Last year's Bank of England cyber security exercise - Waking Shark II, carried out on November 12 – identified several weaknesses in the financial sector's responses to a sustained attack, particularly the lack of cooperation between banks.
Now the Bank, whose report on the exercise was issued in early February, has reportedly outlined plans to carry out a pen testing programme, drawing around 20 of the UK's major banks into the operation.
Last November's Waking Shark II was billed as a rehearsal for the wholesale banking sector, including investment banks and key financial market infrastructures.
Organised by the Securities Industry Business Continuity Management Group, the test was designed to simulate an attack on the UK's financial services architecture, and involved 200 people from around 20 institutions, including investment banks, financial market companies and several government agencies.
The Bank is now said to be talking about moving beyond the original remit of Waking Shark II and organising an ethical hacking pen test that will use real-life scenarios to see how prepared 20 of the UK's clearing banks and financial organisations are.
SCMagazineUK.com understands that several pen-testing companies have been invited - with confidential agreements in place - to tender for the tests.
A spokesperson for the BoE's press office refused to comment on a Financial Times report about the pen-testing plans.
“We're not commenting, nor are we giving any extra steerage on this. The FT did not get the story from us,” she said.
The Financial Times, however, quoted two people "familiar with the process" as saying that the latest security exercise will involve the Royal Bank of Scotland, a number of leading insurers and financial infrastructure providers such as the London Stock Exchange.
Unconfirmed reports suggest that other banks - notably HSBC and Lloyds - are also being approached to take part in the test, which will likely take place in the autumn of this year.
Commenting on the news that a major pen test of the UK's financial infrastructure is being planned, Marc Lee, EMEA director with Courion, said that whilst the plan is a good idea, banks need to look at the bigger picture and have a strong security culture in place to deal with the increasing number of cyber attacks.
“Looking at individual bank security systems is a good idea for phase two of these cyber war games.

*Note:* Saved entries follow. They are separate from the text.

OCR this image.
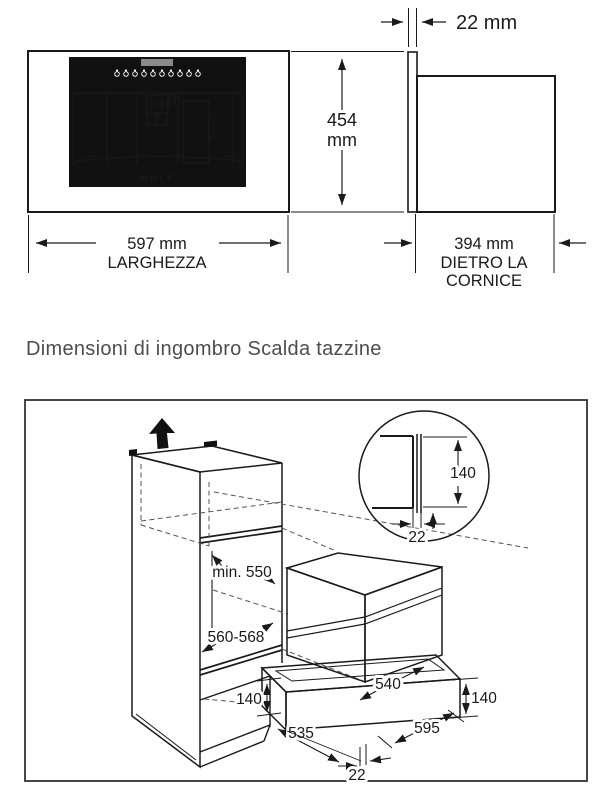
WOLF
597 mm
LARGHEZZA
22 mm
454
mm
394 mm
DIETRO LA
CORNICE
140
22
min. 550
560-568
140
540
140
595
535
22
Dimensioni di ingombro Scalda tazzine
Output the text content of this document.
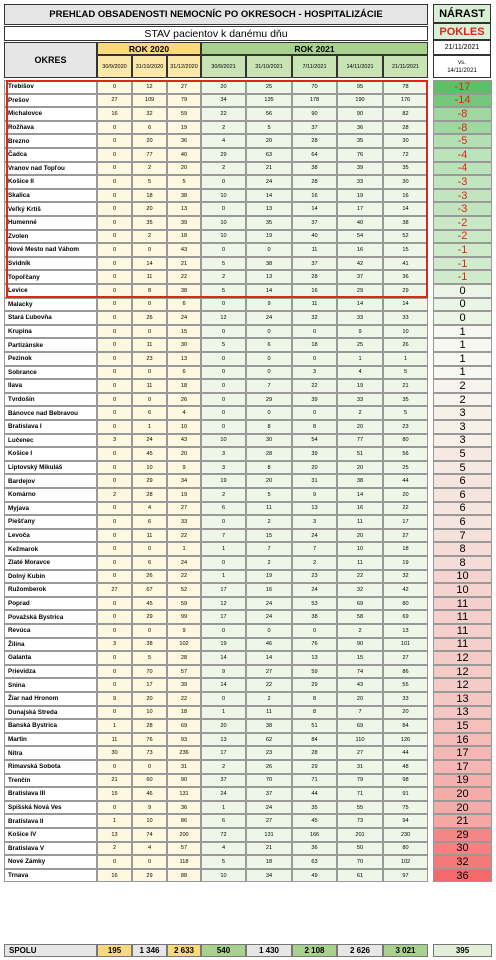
PREHĽAD OBSADENOSTI NEMOCNÍC PO OKRESOCH - HOSPITALIZÁCIE
STAV pacientov k danému dňu
OKRES
ROK 2020	ROK 2021
30/9/2020	31/10/2020	31/12/2020	30/9/2021	31/10/2021	7/11/2021	14/11/2021	21/11/2021
NÁRAST
POKLES
21/11/2021
vs.
14/11/2021
Trebišov	0	12	27	20	25	70	95	78	-17
Prešov	27	109	79	34	135	178	190	176	-14
Michalovce	16	32	59	22	56	90	90	82	-8
Rožňava	0	6	19	2	5	37	36	28	-8
Brezno	0	20	36	4	20	28	35	30	-5
Čadca	0	77	40	29	63	64	76	72	-4
Vranov nad Topľou	0	2	20	2	21	38	39	35	-4
Košice II	0	5	5	0	24	28	33	30	-3
Skalica	0	18	38	10	14	16	19	16	-3
Veľký Krtíš	0	20	13	0	13	14	17	14	-3
Humenné	0	35	39	10	35	37	40	38	-2
Zvolen	0	2	18	10	19	40	54	52	-2
Nové Mesto nad Váhom	0	0	43	0	0	11	16	15	-1
Svidník	0	14	21	5	38	37	42	41	-1
Topoľčany	0	11	22	2	13	28	37	36	-1
Levice	0	8	38	5	14	16	29	29	0
Malacky	0	0	6	0	9	11	14	14	0
Stará Ľubovňa	0	26	24	12	24	32	33	33	0
Krupina	0	0	15	0	0	0	9	10	1
Partizánske	0	11	30	5	6	18	25	26	1
Pezinok	0	23	13	0	0	0	1	1	1
Sobrance	0	0	6	0	0	3	4	5	1
Ilava	0	11	18	0	7	22	19	21	2
Tvrdošín	0	0	26	0	29	39	33	35	2
Bánovce nad Bebravou	0	6	4	0	0	0	2	5	3
Bratislava I	0	1	10	0	8	8	20	23	3
Lučenec	3	24	43	10	30	54	77	80	3
Košice I	0	45	20	3	28	39	51	56	5
Liptovský Mikuláš	0	10	9	3	8	20	20	25	5
Bardejov	0	29	34	19	20	31	38	44	6
Komárno	2	28	19	2	5	9	14	20	6
Myjava	0	4	27	6	11	13	16	22	6
Piešťany	0	6	33	0	2	3	11	17	6
Levoča	0	11	22	7	15	24	20	27	7
Kežmarok	0	0	1	1	7	7	10	18	8
Zlaté Moravce	0	6	24	0	2	2	11	19	8
Dolný Kubín	0	26	22	1	19	23	22	32	10
Ružomberok	27	67	52	17	16	24	32	42	10
Poprad	0	45	59	12	24	53	69	80	11
Považská Bystrica	0	29	99	17	24	38	58	69	11
Revúca	0	0	9	0	0	0	2	13	11
Žilina	3	38	102	19	46	76	90	101	11
Galanta	0	5	28	14	14	13	15	27	12
Prievidza	0	70	57	9	27	59	74	86	12
Snina	0	17	39	14	22	29	43	55	12
Žiar nad Hronom	9	20	22	0	2	8	20	33	13
Dunajská Streda	0	10	18	1	11	8	7	20	13
Banská Bystrica	1	28	69	20	38	51	69	84	15
Martin	11	76	93	13	62	84	110	126	16
Nitra	30	73	236	17	23	28	27	44	17
Rimavská Sobota	0	0	31	2	26	29	31	48	17
Trenčín	21	60	90	37	70	71	79	98	19
Bratislava III	15	46	131	24	37	44	71	91	20
Spišská Nová Ves	0	9	36	1	24	35	55	75	20
Bratislava II	1	10	86	6	27	45	73	94	21
Košice IV	13	74	200	72	131	166	201	230	29
Bratislava V	2	4	57	4	21	36	50	80	30
Nové Zámky	0	0	118	5	18	63	70	102	32
Trnava	16	29	88	10	34	49	61	97	36
SPOLU	195	1 346	2 633	540	1 430	2 108	2 626	3 021	395
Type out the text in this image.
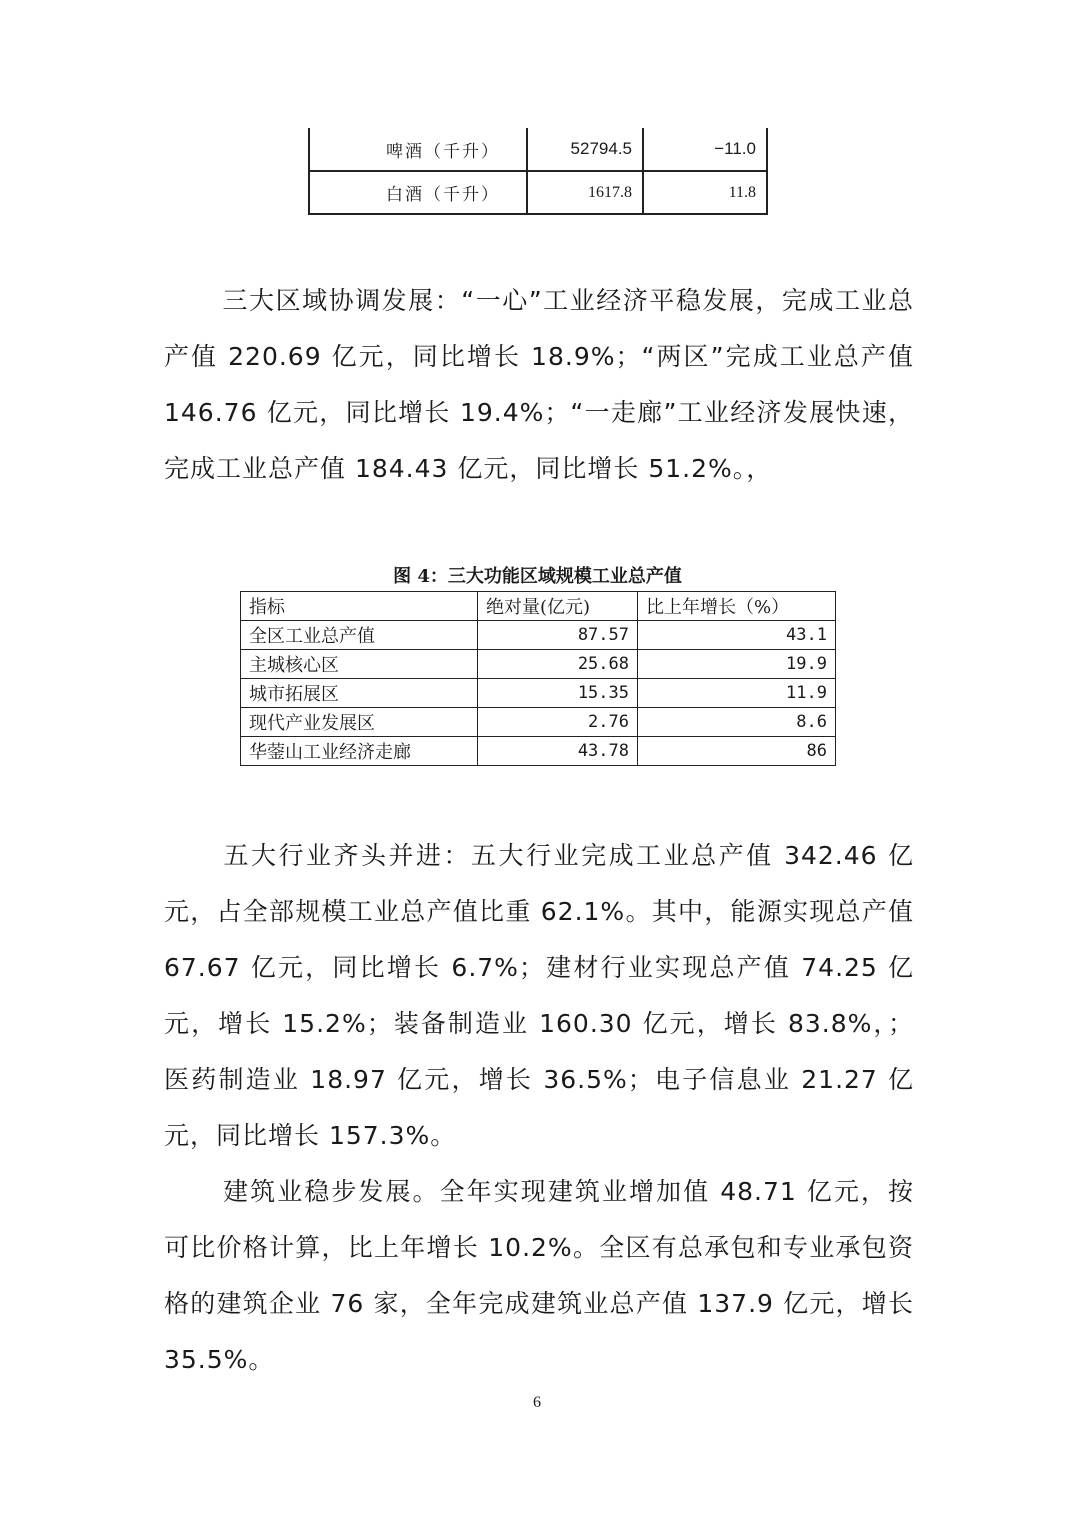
啤酒（千升）	52794.5	−11.0
白酒（千升）	1617.8	11.8

三大区域协调发展：“一心”工业经济平稳发展，完成工业总产值 220.69 亿元，同比增长 18.9%；“两区”完成工业总产值 146.76 亿元，同比增长 19.4%；“一走廊”工业经济发展快速，完成工业总产值 184.43 亿元，同比增长 51.2%。，

图 4：三大功能区域规模工业总产值
指标	绝对量(亿元)	比上年增长（%）
全区工业总产值	87.57	43.1
主城核心区	25.68	19.9
城市拓展区	15.35	11.9
现代产业发展区	2.76	8.6
华蓥山工业经济走廊	43.78	86

五大行业齐头并进：五大行业完成工业总产值 342.46 亿元，占全部规模工业总产值比重 62.1%。其中，能源实现总产值 67.67 亿元，同比增长 6.7%；建材行业实现总产值 74.25 亿元，增长 15.2%；装备制造业 160.30 亿元，增长 83.8%，；医药制造业 18.97 亿元，增长 36.5%；电子信息业 21.27 亿元，同比增长 157.3%。

建筑业稳步发展。全年实现建筑业增加值 48.71 亿元，按可比价格计算，比上年增长 10.2%。全区有总承包和专业承包资格的建筑企业 76 家，全年完成建筑业总产值 137.9 亿元，增长 35.5%。

6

Banks' infrastructure is increasingly under attack, and that's not going to change," he said.
Lee went on to say that banks need strong, reliable systems in place to quickly identify any security vulnerabilities and take appropriate actions to prevent a breach and avoid financial and reputational damage.

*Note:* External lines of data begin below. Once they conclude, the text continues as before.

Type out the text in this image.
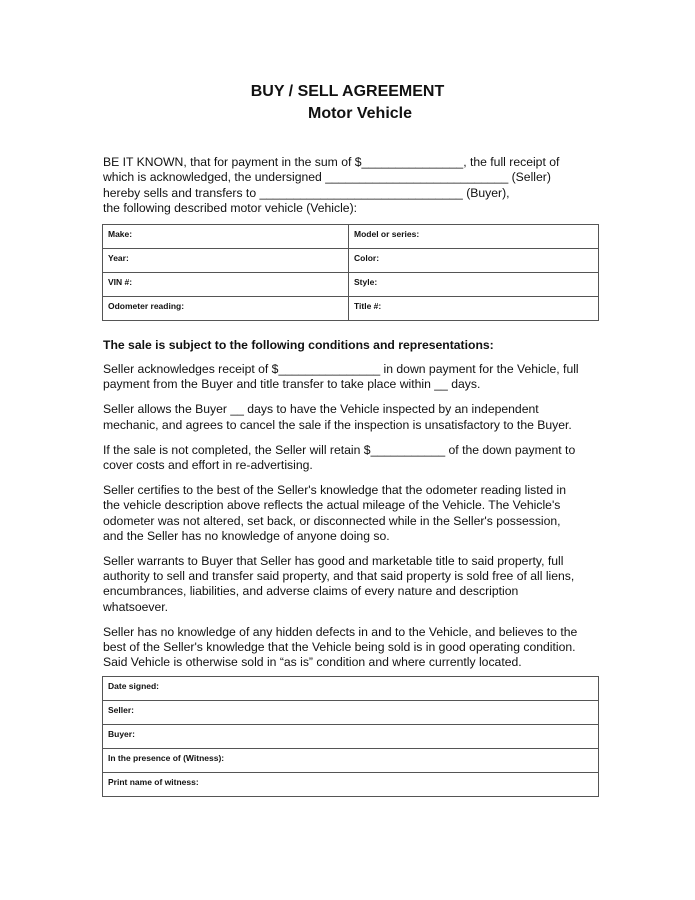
BUY / SELL AGREEMENT
Motor Vehicle
BE IT KNOWN, that for payment in the sum of $_______________, the full receipt of
which is acknowledged, the undersigned ___________________________ (Seller)
hereby sells and transfers to ______________________________ (Buyer),
the following described motor vehicle (Vehicle):
Make:	Model or series:
Year:	Color:
VIN #:	Style:
Odometer reading:	Title #:
The sale is subject to the following conditions and representations:
Seller acknowledges receipt of $_______________ in down payment for the Vehicle, full
payment from the Buyer and title transfer to take place within __ days.
Seller allows the Buyer __ days to have the Vehicle inspected by an independent
mechanic, and agrees to cancel the sale if the inspection is unsatisfactory to the Buyer.
If the sale is not completed, the Seller will retain $___________ of the down payment to
cover costs and effort in re-advertising.
Seller certifies to the best of the Seller's knowledge that the odometer reading listed in
the vehicle description above reflects the actual mileage of the Vehicle. The Vehicle's
odometer was not altered, set back, or disconnected while in the Seller's possession,
and the Seller has no knowledge of anyone doing so.
Seller warrants to Buyer that Seller has good and marketable title to said property, full
authority to sell and transfer said property, and that said property is sold free of all liens,
encumbrances, liabilities, and adverse claims of every nature and description
whatsoever.
Seller has no knowledge of any hidden defects in and to the Vehicle, and believes to the
best of the Seller's knowledge that the Vehicle being sold is in good operating condition.
Said Vehicle is otherwise sold in “as is” condition and where currently located.
Date signed:
Seller:
Buyer:
In the presence of (Witness):
Print name of witness:
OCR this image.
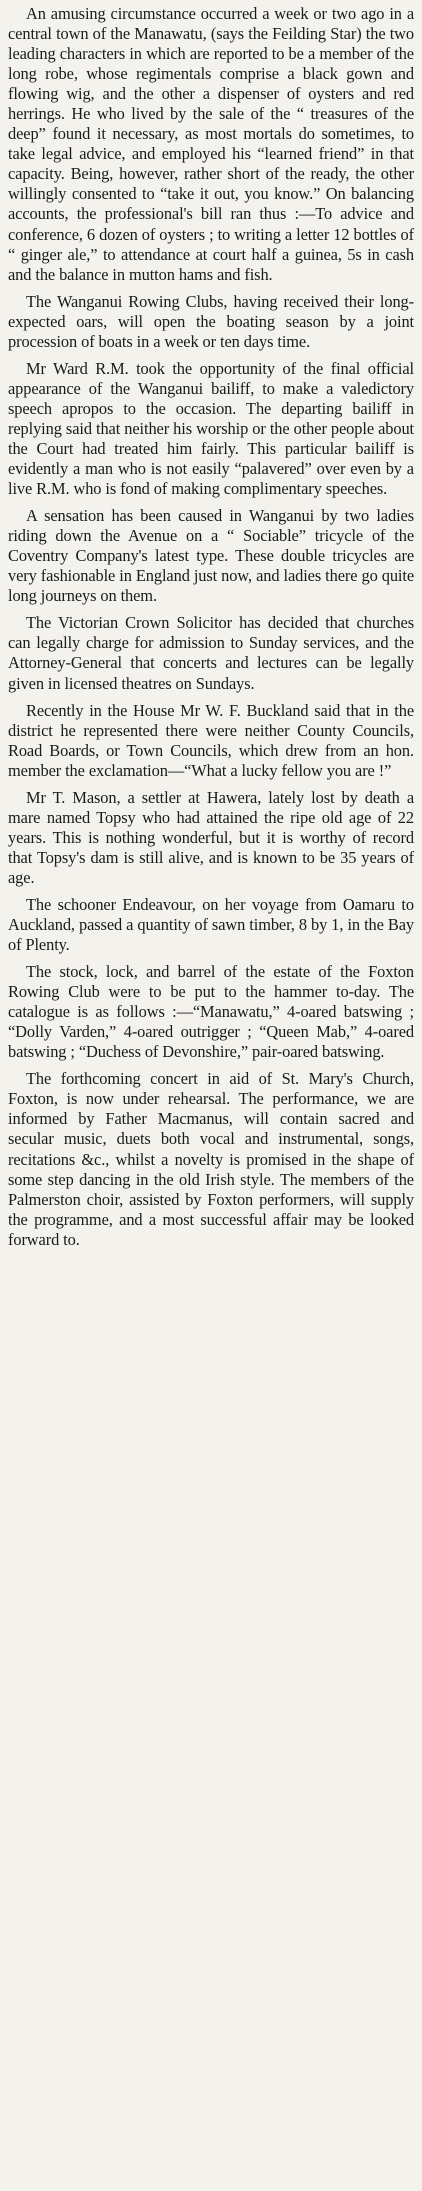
An amusing circumstance occurred a week or two ago in a central town of the Manawatu, (says the Feilding Star) the two leading characters in which are reported to be a member of the long robe, whose regimentals comprise a black gown and flowing wig, and the other a dispenser of oysters and red herrings. He who lived by the sale of the “ treasures of the deep” found it necessary, as most mortals do sometimes, to take legal advice, and employed his “learned friend” in that capacity. Being, however, rather short of the ready, the other willingly consented to “take it out, you know.” On balancing accounts, the professional's bill ran thus :—To advice and conference, 6 dozen of oysters ; to writing a letter 12 bottles of “ ginger ale,” to attendance at court half a guinea, 5s in cash and the balance in mutton hams and fish.

The Wanganui Rowing Clubs, having received their long-expected oars, will open the boating season by a joint procession of boats in a week or ten days time.

Mr Ward R.M. took the opportunity of the final official appearance of the Wanganui bailiff, to make a valedictory speech apropos to the occasion. The departing bailiff in replying said that neither his worship or the other people about the Court had treated him fairly. This particular bailiff is evidently a man who is not easily “palavered” over even by a live R.M. who is fond of making complimentary speeches.

A sensation has been caused in Wanganui by two ladies riding down the Avenue on a “ Sociable” tricycle of the Coventry Company's latest type. These double tricycles are very fashionable in England just now, and ladies there go quite long journeys on them.

The Victorian Crown Solicitor has decided that churches can legally charge for admission to Sunday services, and the Attorney-General that concerts and lectures can be legally given in licensed theatres on Sundays.

Recently in the House Mr W. F. Buckland said that in the district he represented there were neither County Councils, Road Boards, or Town Councils, which drew from an hon. member the exclamation—“What a lucky fellow you are !”

Mr T. Mason, a settler at Hawera, lately lost by death a mare named Topsy who had attained the ripe old age of 22 years. This is nothing wonderful, but it is worthy of record that Topsy's dam is still alive, and is known to be 35 years of age.

The schooner Endeavour, on her voyage from Oamaru to Auckland, passed a quantity of sawn timber, 8 by 1, in the Bay of Plenty.

The stock, lock, and barrel of the estate of the Foxton Rowing Club were to be put to the hammer to-day. The catalogue is as follows :—“Manawatu,” 4-oared batswing ; “Dolly Varden,” 4-oared outrigger ; “Queen Mab,” 4-oared batswing ; “Duchess of Devonshire,” pair-oared batswing.

The forthcoming concert in aid of St. Mary's Church, Foxton, is now under rehearsal. The performance, we are informed by Father Macmanus, will contain sacred and secular music, duets both vocal and instrumental, songs, recitations &c., whilst a novelty is promised in the shape of some step dancing in the old Irish style. The members of the Palmerston choir, assisted by Foxton performers, will supply the programme, and a most successful affair may be looked forward to.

Professor John Walker, a visiting professor with Nottingham Trent University's School of Science and Technology, was not impressed with the news, saying that Waking Shark II confirmed that the BoE is leaking data - and perhaps worse - its managers do not understand the technology being used to target their systems.
It is, he said, ironic that the BoE is supposed to be on the regulators on the security and allied financial services front, yet they are open to the simplest of social engineering attacks.
Walker - who is also director of CSIRT and Cyber Forensics with Integral Xssurance, a security consultancy - went on to say that the BoE needs to practice what it preaches and implement better security on its own systems, before it tells the clearing banks and other agencies how to secure their systems.
Tim Keanini, CTO with Lancope, was more sanguine about the BoE's chances of success with its pen testing plans, saying that a critical part of being incident response ready is to perform pen-testing drills.
"Historically, fire prevention has required organisations around the world perform regular drills and, when you think about it, these same organisations are more likely to get hit by a cyber-incident each year than they are a major fire," he said adding that the exercises create cross departmental readiness - where less mistakes are made during the real events.
Lamar Bailey, director of security R&D with Tripwire, was also positive about the BoE's plans, saying that the plans are something he encourages every business to do at least a couple times a year.
"Most enterprises have well defined security response plans but when an incident arises no one remembers the procedures or how to initiate the plan. Testing responsiveness and ability to carry out a response plan is key to minimising the impact an attack will have on an organisation," he explained.